Rauschen

Dröhnend rauscht es in den Ohren.
Nur vage zu erahnen, nur zum Denken auserkoren.
Es nimmt so viel mit, es lässt alles zurück –

Wohin ist es verschwunden,
das ganze, das einzigartige, dieses geheime
Stück vom Glück?

Gefressen von Fragen und Fragen über Fragen,
kaum zu erahnen, was diese in sich vergraben.
Nehmen sie alles davon, bringen die Wirklichkeit –

Im Glauben daran, es hätte doch noch ein
wenig Zeit, ein bisschen mehr wäre da gewesen,
so war es deutlich in diesen zwei
wundervollen Augen zu lesen.

Vertraut und plötzlich doch so fern,
erloschen wie ein leuchtend heller Stern,
Liebe war es, die es verschreckte,
auch wenn so viel Gutes in ihr steckte.

02022020 

Auf der Suche

Verlaufen
auf dem Weg nach
Hause, zu mir zurück.

Immer auf der Suche
liegst in der Ewigkeit wach,
findest doch kein Glück.

Verirrt
durch alle Gärten der Welt,
gewandelt ohne Plan.

Unwissend immer voran,
doch nichts was Dich hält,
ein knappes Stück am Wahnsinn entlang.

Vergessen
jeden Schmerz, jede Träne,
die Du unachtsam vergossen.

Und immer
in unendlicher Liebe Dich wähnend
– jede Liebe endlos genossen.

281219

Es passiert

Es gibt keine Logik.

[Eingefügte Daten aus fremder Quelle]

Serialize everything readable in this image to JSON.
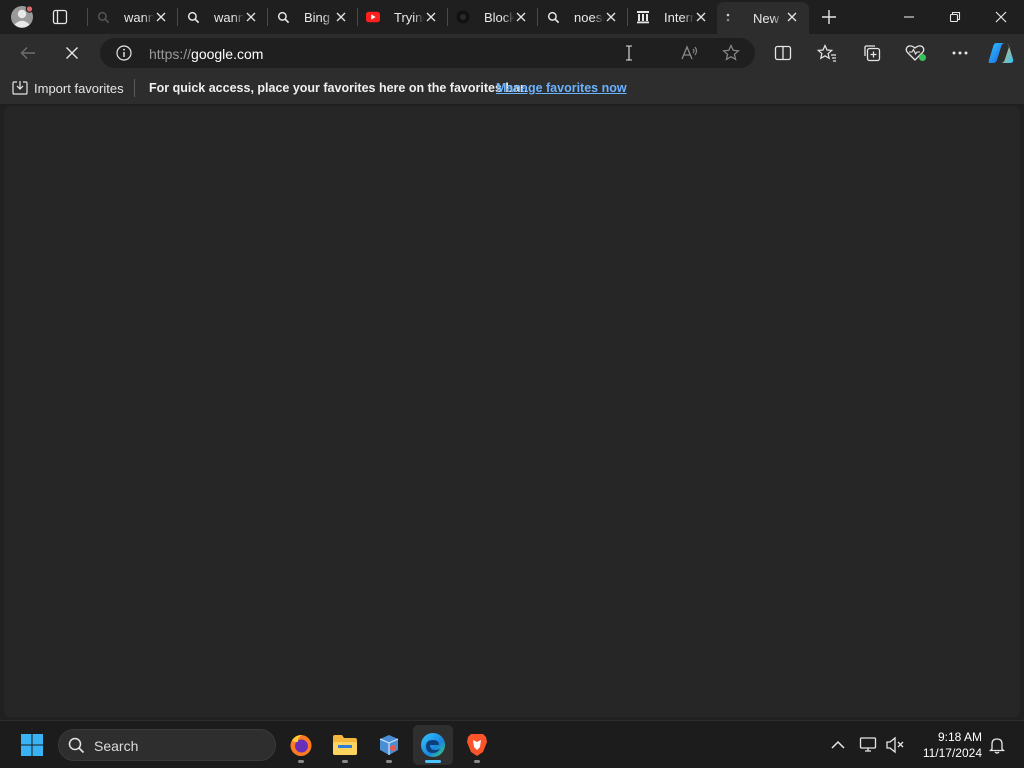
{
  "tabs": [
    {
      "title": "wann",
      "favicon": "search-icon",
      "active": false
    },
    {
      "title": "wann",
      "favicon": "search-icon",
      "active": false
    },
    {
      "title": "Bing",
      "favicon": "search-icon",
      "active": false
    },
    {
      "title": "Trying",
      "favicon": "youtube-icon",
      "active": false
    },
    {
      "title": "Block",
      "favicon": "github-icon",
      "active": false
    },
    {
      "title": "noesc",
      "favicon": "search-icon",
      "active": false
    },
    {
      "title": "Intern",
      "favicon": "archive-icon",
      "active": false
    },
    {
      "title": "New t",
      "favicon": "loading-icon",
      "active": true
    }
  ],
  "address": {
    "scheme": "https://",
    "host": "google.com"
  },
  "favorites_bar": {
    "import_label": "Import favorites",
    "message": "For quick access, place your favorites here on the favorites bar.",
    "manage_link": "Manage favorites now"
  },
  "taskbar": {
    "search_label": "Search",
    "time": "9:18 AM",
    "date": "11/17/2024",
    "apps": [
      "firefox-icon",
      "file-explorer-icon",
      "app-icon",
      "edge-icon",
      "brave-icon"
    ]
  },
  "colors": {
    "accent": "#4cc2ff",
    "link": "#6ab2ff",
    "content_bg": "#262626"
  }
}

Das wird dir dann klar, wenn die Scheissrealität wieder beginnt zu schwimmen.

Aus jedem Plan wird ein geknüllter Papierball und du wirfst einfach alles über den Haufen, weil du gar nicht anders willst und gar nicht anders kannst.

Die Misere deiner Zeit ist, dass nur die anderen Krisen haben und es dir gut geht. Euch allen.

Du akzeptierst, dass du ein moralisch verwerflich handelnder Mensch bist. Und zum ersten Mal scheint dir Kästner so nah und auch so fern zugleich, denn du tust es ja – das Gute, was für dich wenigstens gut ist.

Der Rest passiert sowieso. Oder auch nicht.

Du bist anders und schwimmst mit dem Strom, in dem alle anders sind und keiner gleich. Und doch will jeder dasselbe und jeder zieht ganz eigennützig seine Schlüsse zum Besten des eigenen Gefühls.

Ihr habt keine Probleme, also erschafft ihr welche. Server down. Abgebrochener Fingernagel. Kein CSI:Miami, weil die Arbeit länger dauert und der Recorder nicht eingestellt war. Die Tragik der Moderne überwindet jede Logik.

Und die Beziehungen, die du führst, werden immer unlogischer. Glück ist eine Farce, weil sich das alles nur in deinem Kopf abspielt. Betrachtest du die zweite Seite der Medaille, geht es dir nicht beschissen. Du hast ein Bett und genug zu fressen, was beschwerst du dich.

Der Rest passiert sowieso. Oder auch nicht.

Und dann sitzt du da, jeden Tag. Jeden Abend. Und fragst dich nicht einmal mehr, wohin es dich geführt hat. Keine Moral und keine Logik. Nur schemenhafte Schatten, von denen, die wir glauben zu sein.

Dann nimmst du deine kleine Maschine und tippst ein paar Worte, machst daraus Zeilen, lässt sie ein paar Minuten zappeln und verweilen. Dann drückst du „Senden“ und schickst sie ab.

Wer sie liest, wird niemals jemand erfahren. Auch der Inhalt bleibt der Welt verborgen.

Ich verrate es. Na angeschaut habe ich dich. Wusste nicht wie reagieren im ersten Moment. Ich mag deine Küsse.

Phrasen und Worte, tickerticker und ein Aufleuchten. Von kleinen Ioden und von Augen. Augenblicken. Gedankenfetzen und Erinnerungsstückchen. An einen längst vergessenen Traum.